Fairy Airy Tale
Of one that could not get away
Once upon a time, in a land that unwittingly ended up near a busy airport, there lived a woman who was one part eccentric, two parts reclusive and several parts escapist. It was widely rumored that she was a witch to trespassing children and people dropping by without a call.
It was a cruel joke that the Maker played on her when despite shifting houses often she would always end up with a wall-sized window overlooking the grand Changi airport of Singapore. So, she would wistfully scratch her hairy chin as she sipped her tea, morning and evening, staring out of her window; the flying birds carrying people in out of that airport. She dreamt that someday she would tame those giant metal birds and coax them to take her to faraway lands where household chores and school PTMs did not exist.

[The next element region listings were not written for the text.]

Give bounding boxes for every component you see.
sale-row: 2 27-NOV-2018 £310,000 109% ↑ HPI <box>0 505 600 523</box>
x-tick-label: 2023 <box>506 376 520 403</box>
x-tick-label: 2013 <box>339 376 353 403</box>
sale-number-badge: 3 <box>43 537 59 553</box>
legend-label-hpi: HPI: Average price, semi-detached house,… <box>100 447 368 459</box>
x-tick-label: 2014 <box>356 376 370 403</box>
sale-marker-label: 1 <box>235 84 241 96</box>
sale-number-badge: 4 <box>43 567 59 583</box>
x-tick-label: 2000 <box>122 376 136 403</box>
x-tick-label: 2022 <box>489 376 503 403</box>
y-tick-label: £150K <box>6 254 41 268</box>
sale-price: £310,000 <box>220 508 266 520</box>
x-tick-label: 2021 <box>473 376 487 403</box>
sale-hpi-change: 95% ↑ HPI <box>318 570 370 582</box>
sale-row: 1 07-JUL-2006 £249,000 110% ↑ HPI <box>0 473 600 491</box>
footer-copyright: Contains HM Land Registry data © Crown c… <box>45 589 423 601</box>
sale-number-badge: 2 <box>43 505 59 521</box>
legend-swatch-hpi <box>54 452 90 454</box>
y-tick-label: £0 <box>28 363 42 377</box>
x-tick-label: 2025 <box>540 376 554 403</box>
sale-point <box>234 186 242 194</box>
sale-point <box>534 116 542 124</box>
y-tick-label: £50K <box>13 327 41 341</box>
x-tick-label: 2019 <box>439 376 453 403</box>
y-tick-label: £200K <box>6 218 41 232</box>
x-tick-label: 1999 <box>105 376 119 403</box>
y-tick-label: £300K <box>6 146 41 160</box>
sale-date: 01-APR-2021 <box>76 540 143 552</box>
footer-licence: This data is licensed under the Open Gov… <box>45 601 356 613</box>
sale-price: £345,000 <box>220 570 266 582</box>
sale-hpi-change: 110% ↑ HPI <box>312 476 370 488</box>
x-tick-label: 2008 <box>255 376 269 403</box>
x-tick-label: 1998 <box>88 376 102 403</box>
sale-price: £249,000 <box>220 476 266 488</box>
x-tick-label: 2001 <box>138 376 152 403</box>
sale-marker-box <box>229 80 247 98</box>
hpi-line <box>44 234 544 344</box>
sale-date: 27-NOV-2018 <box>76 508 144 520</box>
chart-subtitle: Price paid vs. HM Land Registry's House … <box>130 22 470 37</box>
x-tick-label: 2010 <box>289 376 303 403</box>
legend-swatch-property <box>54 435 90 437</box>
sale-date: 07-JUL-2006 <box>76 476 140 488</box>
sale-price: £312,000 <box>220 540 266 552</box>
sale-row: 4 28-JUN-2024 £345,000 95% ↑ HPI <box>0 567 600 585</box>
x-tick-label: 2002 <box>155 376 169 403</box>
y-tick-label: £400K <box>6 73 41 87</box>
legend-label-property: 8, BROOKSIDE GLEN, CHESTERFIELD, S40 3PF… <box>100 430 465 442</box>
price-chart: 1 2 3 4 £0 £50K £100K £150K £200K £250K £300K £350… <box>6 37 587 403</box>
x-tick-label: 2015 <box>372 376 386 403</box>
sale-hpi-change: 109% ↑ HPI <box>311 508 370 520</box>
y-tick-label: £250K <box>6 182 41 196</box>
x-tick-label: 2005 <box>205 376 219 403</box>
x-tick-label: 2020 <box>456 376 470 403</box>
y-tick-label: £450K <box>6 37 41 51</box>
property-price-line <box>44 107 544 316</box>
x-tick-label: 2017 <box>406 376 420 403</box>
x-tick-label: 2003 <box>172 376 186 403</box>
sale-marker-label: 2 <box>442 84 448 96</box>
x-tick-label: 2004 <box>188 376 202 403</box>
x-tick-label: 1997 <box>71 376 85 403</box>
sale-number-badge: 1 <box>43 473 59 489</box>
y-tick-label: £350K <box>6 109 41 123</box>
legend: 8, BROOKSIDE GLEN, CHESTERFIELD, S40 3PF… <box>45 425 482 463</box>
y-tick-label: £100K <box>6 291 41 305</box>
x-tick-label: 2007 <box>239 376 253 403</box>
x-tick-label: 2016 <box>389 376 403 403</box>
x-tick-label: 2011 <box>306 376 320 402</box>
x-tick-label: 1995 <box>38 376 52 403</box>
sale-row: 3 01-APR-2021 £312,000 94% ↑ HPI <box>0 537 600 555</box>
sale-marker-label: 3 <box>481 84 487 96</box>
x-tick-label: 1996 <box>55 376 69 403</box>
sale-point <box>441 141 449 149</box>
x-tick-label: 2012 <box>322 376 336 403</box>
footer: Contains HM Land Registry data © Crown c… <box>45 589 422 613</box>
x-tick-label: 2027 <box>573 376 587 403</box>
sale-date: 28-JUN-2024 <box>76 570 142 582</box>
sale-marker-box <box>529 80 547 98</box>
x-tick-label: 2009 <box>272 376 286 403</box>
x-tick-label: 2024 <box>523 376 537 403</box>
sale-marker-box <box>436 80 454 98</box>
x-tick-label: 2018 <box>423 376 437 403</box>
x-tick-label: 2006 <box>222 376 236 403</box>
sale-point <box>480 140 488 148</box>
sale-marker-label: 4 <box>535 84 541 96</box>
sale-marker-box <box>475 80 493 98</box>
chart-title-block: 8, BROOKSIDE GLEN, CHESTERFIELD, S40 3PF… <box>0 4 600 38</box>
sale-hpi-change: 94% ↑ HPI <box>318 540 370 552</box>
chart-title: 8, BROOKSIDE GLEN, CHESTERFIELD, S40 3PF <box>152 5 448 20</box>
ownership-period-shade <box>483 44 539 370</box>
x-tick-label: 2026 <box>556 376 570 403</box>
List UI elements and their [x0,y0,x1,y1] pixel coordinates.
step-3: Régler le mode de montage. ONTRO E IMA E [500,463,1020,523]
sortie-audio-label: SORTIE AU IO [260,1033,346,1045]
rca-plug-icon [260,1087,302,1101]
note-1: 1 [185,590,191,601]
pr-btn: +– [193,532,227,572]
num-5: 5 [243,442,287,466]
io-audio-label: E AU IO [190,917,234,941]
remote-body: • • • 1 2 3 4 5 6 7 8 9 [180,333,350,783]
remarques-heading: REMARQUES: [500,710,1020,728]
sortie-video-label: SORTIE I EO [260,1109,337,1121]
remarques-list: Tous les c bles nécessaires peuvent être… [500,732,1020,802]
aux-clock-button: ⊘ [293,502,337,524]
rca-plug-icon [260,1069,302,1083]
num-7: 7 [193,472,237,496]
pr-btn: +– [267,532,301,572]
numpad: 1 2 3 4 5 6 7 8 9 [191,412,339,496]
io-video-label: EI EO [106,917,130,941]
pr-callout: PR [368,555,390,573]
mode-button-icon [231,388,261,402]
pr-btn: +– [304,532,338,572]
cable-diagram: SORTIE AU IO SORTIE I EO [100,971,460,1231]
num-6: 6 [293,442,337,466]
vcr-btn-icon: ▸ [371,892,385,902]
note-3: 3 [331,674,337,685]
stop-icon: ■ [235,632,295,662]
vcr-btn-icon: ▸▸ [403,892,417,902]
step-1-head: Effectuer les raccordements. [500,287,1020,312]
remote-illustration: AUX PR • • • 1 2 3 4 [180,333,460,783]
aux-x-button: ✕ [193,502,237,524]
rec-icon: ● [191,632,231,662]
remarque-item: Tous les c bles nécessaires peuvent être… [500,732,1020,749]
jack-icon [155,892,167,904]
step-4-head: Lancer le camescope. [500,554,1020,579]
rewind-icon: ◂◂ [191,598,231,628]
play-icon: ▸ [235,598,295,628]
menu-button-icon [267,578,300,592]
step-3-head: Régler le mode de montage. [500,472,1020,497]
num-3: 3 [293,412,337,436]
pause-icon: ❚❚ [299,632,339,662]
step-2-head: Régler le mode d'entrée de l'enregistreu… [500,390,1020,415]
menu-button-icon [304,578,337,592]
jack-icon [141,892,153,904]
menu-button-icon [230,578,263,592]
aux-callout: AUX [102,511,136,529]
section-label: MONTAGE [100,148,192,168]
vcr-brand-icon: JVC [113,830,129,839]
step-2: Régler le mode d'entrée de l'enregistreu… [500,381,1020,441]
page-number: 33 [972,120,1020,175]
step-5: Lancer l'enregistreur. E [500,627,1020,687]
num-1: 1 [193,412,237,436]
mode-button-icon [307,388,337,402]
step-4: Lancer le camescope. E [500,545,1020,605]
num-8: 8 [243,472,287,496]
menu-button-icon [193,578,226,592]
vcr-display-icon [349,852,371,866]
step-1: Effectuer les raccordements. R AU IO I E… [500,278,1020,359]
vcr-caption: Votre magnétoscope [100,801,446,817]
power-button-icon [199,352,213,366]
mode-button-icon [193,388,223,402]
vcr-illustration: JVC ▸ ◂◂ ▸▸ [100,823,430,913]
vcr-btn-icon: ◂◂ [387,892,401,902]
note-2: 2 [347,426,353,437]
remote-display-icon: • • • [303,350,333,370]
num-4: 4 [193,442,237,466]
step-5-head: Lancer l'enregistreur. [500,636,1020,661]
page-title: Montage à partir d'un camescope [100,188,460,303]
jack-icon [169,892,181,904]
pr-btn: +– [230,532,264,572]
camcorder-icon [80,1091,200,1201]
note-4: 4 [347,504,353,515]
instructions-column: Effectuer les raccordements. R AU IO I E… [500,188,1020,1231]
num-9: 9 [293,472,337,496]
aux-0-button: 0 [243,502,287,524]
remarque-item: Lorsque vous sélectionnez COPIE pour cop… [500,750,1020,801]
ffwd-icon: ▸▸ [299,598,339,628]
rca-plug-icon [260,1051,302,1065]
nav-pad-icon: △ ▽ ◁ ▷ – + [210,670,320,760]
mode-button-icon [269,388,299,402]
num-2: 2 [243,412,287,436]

As it happens to randomly witchy women, her slave, who she entrusted with sourcing food and sustenance, traveled a lot. He would ride out to meet the metal birds and fly away ever so often to keep the bread, and butter, and cheese, coming. He also would send her messages about and pictures of those unseen beautifully snowy places through the magic tablet that tells tall tales. He also would never venture out of the inns stayed at during his many adventurous journeys and sleep in his room when not slaving away. I cannot say for certain how much this irked the escapist, envious, jealous hairy-chinned witch but I am willing to guess that it must have been substantial.
Then, one fine day as she watched the metal bird lifting off several miles away towards the wispy clouds hung in a cerulean sky, she had an epiphany. She realized how enormously kind and noble she was to the forests, rivers, and wilderness she loved. She traveled less and her ‘carbon footprint’ was smaller than those who constantly flew inside those birds. Accompanied by the soothing symphony of her sleeping slave’s snoring, her morning contemplation seemed like a balm to her frayed spirit. She felt grateful for all things with the exception of chin hair, social niceties, dog-haters, and stubborn fat, deciding to continue to be her noble, unsocial, escapist self.
It was then that she had to find a way to douse her desires without upending the delicate gaseous balance of the stratosphere. She considered conducting a social raid upon unsuspecting peasant women who bragged about exotic holidays in the passing and whose Instagram windows would unabashedly switch between views of southern France and the Angkor Wat. How do they sustain in between their biennial holidays?
So, she sneaked out one evening, eavesdropped on conversations (because who wants to participate with effort when one can overhear?), and learned from a newly returned traveler that by taking a million pictures of different landscapes, completely and stringently abstaining from any sincere sight-seeing with one’s own eyes, one can create an illusion of constant travel through the windows one shows the world a.k.a. Instagram and Facebook. For this, one must learn the dark arts of making ridiculous reels, saving hundreds of drafts, and constantly wielding one’s phone lest a shot gets away before being captured. These also included being seated inside the plush breast of the metal bird and the sleeping-chaired luxury offered to these calculatedly occasional but shrewd travelers.
More and more as she listened in, she heard the horrors of lower exchange values, expenses, scams, and the seats inside the birds where one had to sit for hours and hours without a possibility or permission to stretch their legs. The scary stories of occupied or dirty or out-of-order mile-high lavatories, crying babies, and drunk co-travelers brought her out of her fantasies and shook her up for good measure.
As she walked home, she could hear echoes of her slave telling her, ranting even, how he would rather stay home than fly with the birds. She knew why, now. She came home that evening to sift through the sorcery of Netflix’s great places for vacation watchlist and live vicariously, happily ever after.